Loading content...
If the transaction log is the diary of all database activity, then log records are the individual entries in that diary. Each log record captures a precise moment of action—a row inserted, a value changed, a transaction completed. Together, thousands or millions of these records form the complete narrative of your database's history.
But not all diary entries are alike. A log record for updating an account balance looks very different from one marking the end of a transaction. Each type of log record serves a specific purpose in the recovery process, and understanding these distinctions is crucial for understanding how databases actually recover from failures.
In this page, we'll dissect the anatomy of log records, examining the different types, the information they carry, and why each piece of data matters for successful recovery.
By the end of this page, you will understand the detailed structure of log records, the different categories of log records (data modification, transaction control, system operations), what information each record type must contain, and how records are linked together to form recoverable transaction histories.

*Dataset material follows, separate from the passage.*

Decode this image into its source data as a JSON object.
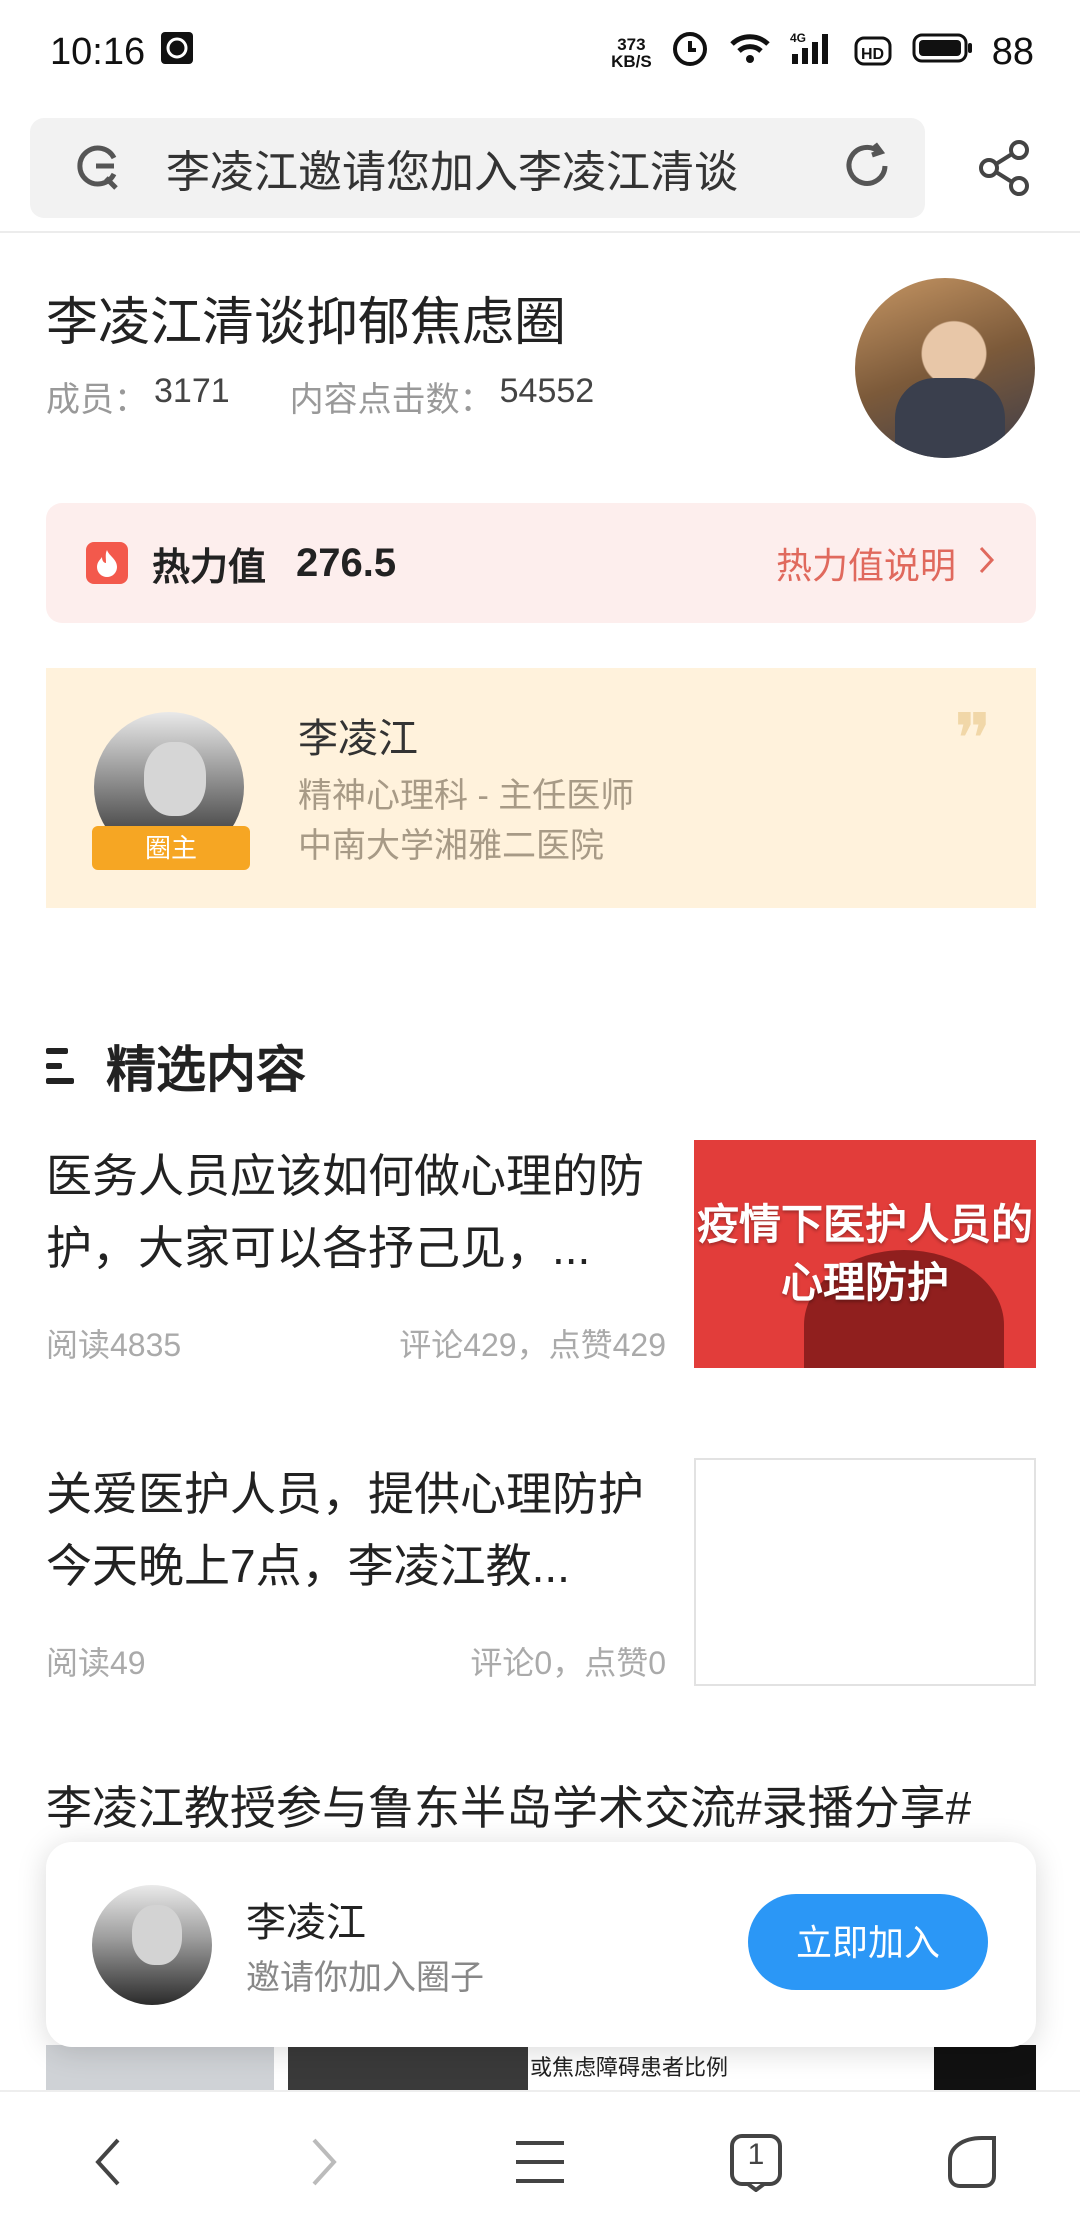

Every log record, regardless of its type, shares a common structural foundation. This foundation ensures that the recovery system can process any record correctly and efficiently. Let's examine each component in detail:
1. Log Sequence Number (LSN)
The LSN is the unique identifier for each log record. It serves as the "address" of the record in the log and provides several critical properties:
In most implementations, the LSN is composed of the log file number and the byte offset within that file, making it both unique and providing a direct path to locate the record.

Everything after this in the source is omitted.